Gaetano Saffioti è un eroe contemporaneo che 20 anni fa ebbe il coraggio di opporsi alla ‘ndrangheta e denunciare i suoi estorsori facendoli arrestare assieme ai membri del clan a cui appartenevano. Da allora vive sotto scorta. La sua è una storia fatta di coraggio e senso civico nella quale legalità è, più che mai, sinonimo di libertà.  ​

Saffioti è un imprenditore di Palmi (in provincia di Reggio Calabria), proprietario dell’azienda “Saffioti calcestruzzi e movimento terra” che opera in un territorio estremamente complesso e fin da subito deve fare i conti con la legge della ‘ndrangheta. Nei primi anni dopo la denuncia ha pagato con l’emarginazione e l’isolamento il coraggio di essersi esposto ed opposto al sistema tangentizio vigente. Ad oggi, dopo vent’anni, Saffioti grazie all’impegno, alla tenacia e al coraggio lavora ad importanti progetti di respiro internazionale.

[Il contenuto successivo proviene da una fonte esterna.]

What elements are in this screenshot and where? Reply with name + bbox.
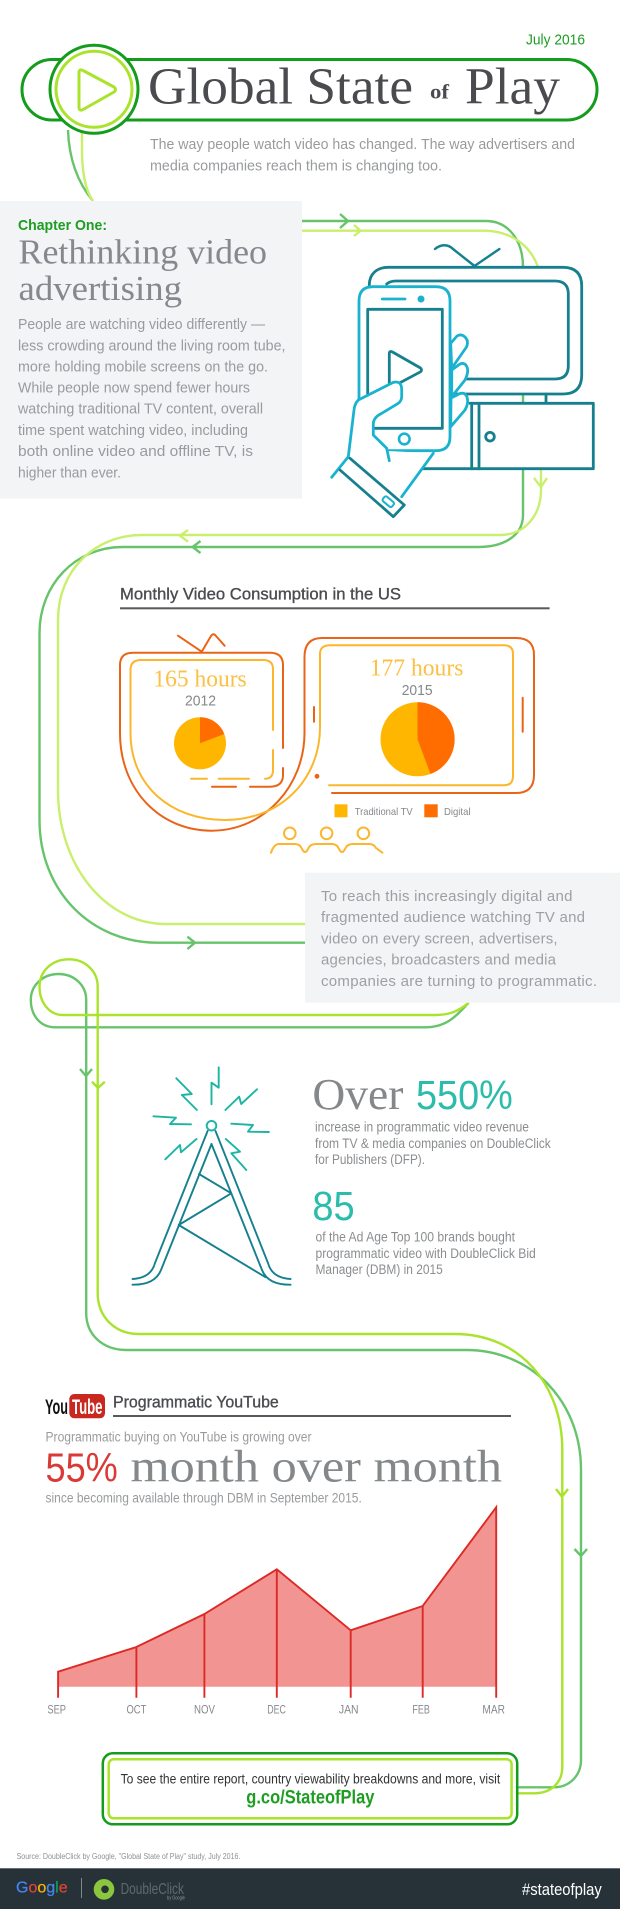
footer bar [0, 1868, 620, 1909]
cabinet [423, 403, 593, 469]
chapter heading: Rethinking video [18, 232, 267, 272]
icon: tv and tablet outlines [120, 634, 534, 831]
phone [359, 287, 450, 451]
flow line: mid green path [31, 130, 587, 1787]
2012 figures: 165 hours [153, 667, 247, 693]
icon: youtube logo: Tube [72, 1396, 102, 1419]
month labels: MAR [482, 1702, 505, 1716]
hashtag: #stateofplay [522, 1880, 602, 1899]
title banner [22, 45, 597, 133]
month labels: FEB [412, 1702, 430, 1716]
stat: 85 brands [312, 1183, 536, 1277]
flow line: bright lime path [40, 959, 568, 1793]
month labels: OCT [126, 1702, 147, 1716]
panel: programmatic text: video on every screen, advertisers, [321, 930, 558, 947]
month labels: NOV [194, 1702, 215, 1716]
date label: July 2016 [526, 32, 585, 48]
stat: over 550%: from TV & media companies on DoubleClick [315, 1136, 551, 1151]
heading: programmatic youtube: Programmatic YouTube [113, 1393, 279, 1411]
panel: programmatic text: companies are turning to programmatic. [321, 973, 597, 990]
doubleclick logo [94, 1879, 185, 1902]
signal bolts [153, 1067, 269, 1170]
chapter body text: watching traditional TV content, overall [17, 402, 263, 418]
legend: Digital [444, 806, 470, 818]
pie chart 2015 [380, 702, 455, 776]
shirt cuff [340, 458, 404, 517]
flow line: lime path [58, 133, 547, 924]
2015 figures [370, 656, 463, 699]
heading: monthly video consumption: Monthly Video Consumption in the US [120, 586, 401, 604]
chapter body text: While people now spend fewer hours [18, 381, 250, 397]
title text: Global State [148, 58, 413, 116]
tv set [369, 245, 582, 404]
legend [334, 804, 470, 818]
month labels [47, 1702, 505, 1716]
icon: youtube logo [45, 1394, 105, 1419]
youtube growth statement: 55% [46, 1445, 118, 1491]
panel: programmatic text [305, 873, 620, 1003]
month labels: DEC [267, 1702, 286, 1716]
youtube growth statement: Programmatic buying on YouTube is growing over [46, 1430, 312, 1445]
google logo: Google [16, 1880, 68, 1897]
stat: 85 brands: programmatic video with DoubleClick Bid [316, 1246, 536, 1261]
chapter body text: both online video and offline TV, is [18, 444, 253, 460]
callout: see the report: To see the entire report, country viewability breakdowns and more, visit [121, 1771, 500, 1786]
2012 figures: 2012 [185, 693, 216, 710]
youtube growth statement [46, 1430, 502, 1506]
stat: 85 brands: Manager (DBM) in 2015 [316, 1262, 443, 1277]
stat: over 550%: increase in programmatic video revenue [315, 1120, 529, 1135]
title text: Play [465, 58, 560, 116]
stat: 85 brands: 85 [312, 1183, 355, 1229]
area chart: youtube growth [47, 1507, 505, 1716]
source note: Source: DoubleClick by Google, "Global State of Play" study, July 2016. [17, 1852, 240, 1861]
2015 figures: 2015 [402, 682, 433, 699]
chapter body text: time spent watching video, including [18, 423, 248, 439]
doubleclick logo: by Google [167, 1896, 185, 1902]
icon: broadcast tower [132, 1067, 291, 1285]
banner pill [22, 60, 597, 120]
stat: over 550% [312, 1070, 551, 1167]
2015 figures: 177 hours [370, 656, 463, 682]
callout: see the report: g.co/StateofPlay [246, 1787, 375, 1808]
chapter body text: less crowding around the living room tube, [18, 338, 286, 354]
title text: of [430, 80, 450, 104]
youtube growth statement: month over month [130, 1442, 502, 1492]
intro text: media companies reach them is changing too. [150, 158, 442, 174]
callout: see the report [103, 1753, 517, 1824]
hand [332, 335, 468, 497]
panel: chapter one [0, 201, 302, 498]
icon: play button [50, 45, 138, 133]
month labels: JAN [339, 1702, 359, 1716]
chapter body text: People are watching video differently — [18, 317, 265, 333]
chart: monthly video consumption tv and tablet [120, 634, 534, 853]
chapter heading [18, 232, 267, 308]
illustration: tv, cabinet, phone and hand [332, 245, 593, 517]
intro text [150, 136, 575, 174]
tower structure [132, 1131, 291, 1285]
youtube growth statement: since becoming available through DBM in September 2015. [46, 1491, 362, 1506]
month labels: SEP [47, 1702, 66, 1716]
stat: over 550%: 550% [416, 1072, 513, 1118]
2012 figures [153, 667, 247, 710]
legend: Traditional TV [355, 806, 413, 818]
intro text: The way people watch video has changed. The way advertisers and [150, 136, 575, 153]
panel: programmatic text: To reach this increasingly digital and [321, 888, 572, 905]
chapter body text [17, 317, 286, 481]
chapter body text: higher than ever. [18, 465, 121, 481]
chapter label: Chapter One: [18, 217, 107, 234]
panel: programmatic text: agencies, broadcasters and media [321, 952, 557, 969]
stat: over 550%: for Publishers (DFP). [315, 1152, 425, 1167]
panel: programmatic text: fragmented audience watching TV and [321, 909, 585, 926]
icon: youtube logo: You [45, 1396, 68, 1419]
stat: 85 brands: of the Ad Age Top 100 brands bought [316, 1230, 515, 1245]
icon: audience [271, 828, 382, 853]
pie chart 2012 [174, 717, 226, 769]
chapter body text: more holding mobile screens on the go. [18, 359, 268, 375]
doubleclick logo: DoubleClick [121, 1881, 185, 1898]
stat: over 550%: Over [312, 1070, 404, 1119]
title text [148, 58, 560, 116]
chapter heading: advertising [18, 269, 182, 308]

Francesco Condoluci, caporedattore di Economy e responsabile dell’online, ha intervistato Gaetano Saffioti, imprenditore edile e testimone di giustizia e autore del libro “Questione di rispetto”, scritto a quattro mani con Giuseppe Baldessarro, giornalista di Repubblica ed esperto di mafie.

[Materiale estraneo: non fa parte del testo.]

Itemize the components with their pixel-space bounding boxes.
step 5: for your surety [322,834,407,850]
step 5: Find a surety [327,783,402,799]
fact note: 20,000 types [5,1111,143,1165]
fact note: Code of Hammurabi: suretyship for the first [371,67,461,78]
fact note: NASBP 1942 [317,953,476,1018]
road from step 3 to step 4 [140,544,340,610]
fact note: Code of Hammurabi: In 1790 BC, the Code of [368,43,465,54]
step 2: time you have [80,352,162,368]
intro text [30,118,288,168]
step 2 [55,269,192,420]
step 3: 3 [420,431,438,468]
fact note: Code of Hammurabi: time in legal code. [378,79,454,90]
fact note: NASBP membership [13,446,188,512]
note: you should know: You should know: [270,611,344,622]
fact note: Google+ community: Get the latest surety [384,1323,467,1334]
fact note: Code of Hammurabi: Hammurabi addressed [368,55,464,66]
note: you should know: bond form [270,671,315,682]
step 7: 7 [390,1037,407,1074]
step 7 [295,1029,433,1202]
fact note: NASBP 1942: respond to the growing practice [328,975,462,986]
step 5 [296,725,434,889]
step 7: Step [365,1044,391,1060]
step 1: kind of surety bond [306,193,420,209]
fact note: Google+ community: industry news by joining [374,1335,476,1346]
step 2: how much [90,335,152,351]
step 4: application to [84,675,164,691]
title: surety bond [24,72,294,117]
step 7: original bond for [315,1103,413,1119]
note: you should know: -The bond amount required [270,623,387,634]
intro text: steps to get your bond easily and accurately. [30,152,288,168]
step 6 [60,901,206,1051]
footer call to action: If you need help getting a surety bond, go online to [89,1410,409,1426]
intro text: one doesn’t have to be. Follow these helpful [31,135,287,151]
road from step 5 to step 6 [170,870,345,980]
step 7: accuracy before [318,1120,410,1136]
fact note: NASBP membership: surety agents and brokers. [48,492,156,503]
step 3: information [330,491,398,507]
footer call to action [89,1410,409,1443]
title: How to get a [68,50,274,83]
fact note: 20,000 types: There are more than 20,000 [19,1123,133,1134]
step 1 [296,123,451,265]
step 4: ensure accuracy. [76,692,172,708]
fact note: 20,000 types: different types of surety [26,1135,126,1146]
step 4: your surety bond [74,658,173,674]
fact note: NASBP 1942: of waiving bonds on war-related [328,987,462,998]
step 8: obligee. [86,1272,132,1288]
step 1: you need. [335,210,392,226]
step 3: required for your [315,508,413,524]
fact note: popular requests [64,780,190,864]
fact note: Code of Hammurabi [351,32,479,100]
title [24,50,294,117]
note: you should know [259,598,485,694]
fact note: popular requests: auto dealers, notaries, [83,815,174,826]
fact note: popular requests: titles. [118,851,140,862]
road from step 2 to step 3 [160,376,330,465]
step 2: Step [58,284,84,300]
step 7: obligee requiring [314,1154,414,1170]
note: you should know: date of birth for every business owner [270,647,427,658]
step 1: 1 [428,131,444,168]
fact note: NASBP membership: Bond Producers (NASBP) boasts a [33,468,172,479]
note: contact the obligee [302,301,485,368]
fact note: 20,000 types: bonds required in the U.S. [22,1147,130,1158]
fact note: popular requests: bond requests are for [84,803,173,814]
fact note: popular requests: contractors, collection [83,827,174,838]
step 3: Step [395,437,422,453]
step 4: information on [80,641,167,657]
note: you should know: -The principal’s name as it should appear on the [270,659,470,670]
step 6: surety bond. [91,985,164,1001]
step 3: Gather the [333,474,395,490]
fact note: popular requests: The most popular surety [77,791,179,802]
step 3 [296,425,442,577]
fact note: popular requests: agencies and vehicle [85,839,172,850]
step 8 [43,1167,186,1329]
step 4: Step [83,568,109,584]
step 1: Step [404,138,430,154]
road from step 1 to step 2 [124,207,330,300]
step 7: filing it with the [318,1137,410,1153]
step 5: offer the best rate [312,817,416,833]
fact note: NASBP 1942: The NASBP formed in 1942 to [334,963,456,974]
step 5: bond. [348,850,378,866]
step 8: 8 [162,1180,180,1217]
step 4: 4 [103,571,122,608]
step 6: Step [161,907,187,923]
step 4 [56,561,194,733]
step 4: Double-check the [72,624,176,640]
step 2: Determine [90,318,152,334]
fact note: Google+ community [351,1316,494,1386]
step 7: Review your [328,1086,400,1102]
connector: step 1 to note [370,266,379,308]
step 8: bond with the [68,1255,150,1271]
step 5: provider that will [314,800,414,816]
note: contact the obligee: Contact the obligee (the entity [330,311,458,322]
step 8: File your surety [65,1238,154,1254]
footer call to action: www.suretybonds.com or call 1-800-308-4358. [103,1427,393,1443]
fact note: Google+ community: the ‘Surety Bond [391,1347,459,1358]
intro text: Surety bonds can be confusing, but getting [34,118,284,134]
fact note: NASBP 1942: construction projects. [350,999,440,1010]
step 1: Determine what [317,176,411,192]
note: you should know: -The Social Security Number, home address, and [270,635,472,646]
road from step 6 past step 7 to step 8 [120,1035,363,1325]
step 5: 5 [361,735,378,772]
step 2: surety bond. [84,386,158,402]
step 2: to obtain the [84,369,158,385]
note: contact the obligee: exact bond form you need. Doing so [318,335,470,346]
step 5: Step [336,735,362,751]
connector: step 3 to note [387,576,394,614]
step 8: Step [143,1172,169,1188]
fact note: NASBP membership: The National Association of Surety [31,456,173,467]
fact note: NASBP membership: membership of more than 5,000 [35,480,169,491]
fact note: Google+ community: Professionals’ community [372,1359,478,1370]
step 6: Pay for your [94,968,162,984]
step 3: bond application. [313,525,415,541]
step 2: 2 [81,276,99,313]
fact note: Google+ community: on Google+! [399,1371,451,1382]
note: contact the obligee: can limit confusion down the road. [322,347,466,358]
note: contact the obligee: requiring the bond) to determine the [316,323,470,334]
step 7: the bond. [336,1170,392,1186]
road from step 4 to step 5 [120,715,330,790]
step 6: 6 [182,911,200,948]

Alla domanda di Condoluci: “Oggi rifaresti la stessa scelta?” Gaetano Saffioti risponde: “Sì, lo rifarei non una ma altri miliardi di volte, meglio liberi che schiavi del sistema”.

Inizia così l’intervista a Gaetano Saffioti che racconta nel Talk organizzato da RSM la sua storia e i perché della sua scelta.
“Voglio precisare”, continua Saffioti, “che chi guarda dall’esterno una persona che vive sotto scorta pensa che sia prigioniera, ma in realtà sono più libero di tanta gente che pensa di esserlo ma non lo è. Così come la solitudine: non è importante con quante persone stai, ma la qualità di chi ti sta intorno. La vita è un sacrificio, ma lo è ancora di più se la si vive con il rimorso di non aver fatto ciò che è giusto”.

Perché hai scelto di restare in Calabria nonostante le difficoltà?

“Ho scelto di restare in Calabria per dare un esempio concreto e creare emulazione tra la popolazione, che deve cambiare mentalità e modo di comportarsi, e tra gli imprenditori, che se avessero il coraggio di denunciare io non sarei più sotto scorta e quindi un costo per lo Stato. Il testimone di giustizia non deve vivere di assistenzialismo scambiando le sue dichiarazioni per dei benefici, al contrario deve aspirare ad essere una risorsa attraverso il proprio lavoro. Scegliere di essere persone libere significa lasciare un futuro migliore a chi verrà dopo di noi ed essere degli esempi da seguire per i giovani, altrimenti continueremo a parlare di ‘ndrangheta ancora per lungo tempo”.